Previous studies have shown that 4.5% of patients treated with trastuzumab-dkst for metastatic BC experienced LVEF values below 50% at least once [21]. In our study, while 16.9% of patients experienced a decrease in LVEF of ≥ 10%, none had LVEF values drop below 50%. In the HERA study, 3% of patients presented a confirmed significant LVEF drop at the 2-year follow-up. Notably, during the extended evaluation period of up to 10 years, the HERA study did not observe new safety concerns, specifically no late cardiac issues, even as the patient cohort aged over a decade. Most of the cardiac events in the HERA study occurred during the treatment phase and were predominantly reversible [15, 16]. Therefore, our findings suggest that trastuzumab-dkst does not compromise cardiac function or the risk of cardiac events any differently than the reference trastuzumab.

The low incidence of acute infusional reactions in our study (3.38%) underscores trastuzumab-dkst’s tolerability in a real-world setting, compared with a 6.9% incidence in the phase 3 HERITAGE study [21].

Importantly, real-world data, such as that from our study, enriche our understanding of how medications perform outside the controlled conditions of clinical trials.

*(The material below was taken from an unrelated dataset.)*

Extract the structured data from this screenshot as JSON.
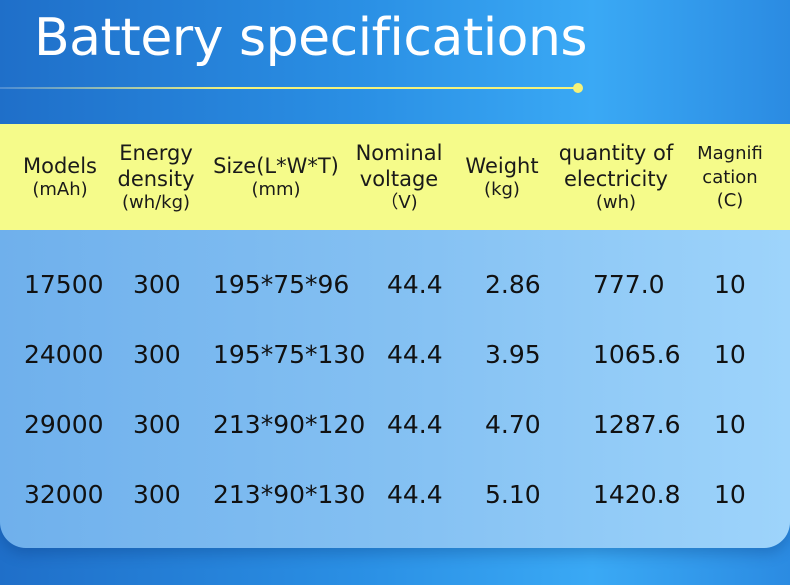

It provides comprehensive insights into treatment effectiveness and clinical applicability across diverse patient populations, including those with conditions such as obesity and hypertension [27].

The evidence supports biosimilar monoclonal antibodies as cost-reducing options in oncology, potentially improving patient access to these important treatments without a detrimental effect on efficacy or safety [28]. However, challenges in biosimilar adoption remain, largely due to gaps in knowledge about biosimilar development, equivalence, regulatory requirements for their approval, and concerns related to their safety and efficacy [11]. By demonstrating these attributes, our findings contribute to increasing confidence in the use of biosimilars and add valuable evidence toward the broader acceptance and implementation of biosimilars in clinical settings, reinforcing their role in reducing oncology treatment costs while maintaining high standards of care [28].

This research builds upon the findings of the HERITAGE phase 3 trial, expanding trastuzumab-dkst therapeutic equivalence data beyond metastatic BC settings [14, 21].

Lastly, the recruitment from all five Brazilian regions enriches the diversity of our study population, broadening the applicability of our findings to various medical conditions and patient profiles. However, the limited sample size is a constraint of our analysis. Future analysis with our complete and larger cohort will further solidify these findings, thereby enhancing the generalizability of our conclusions.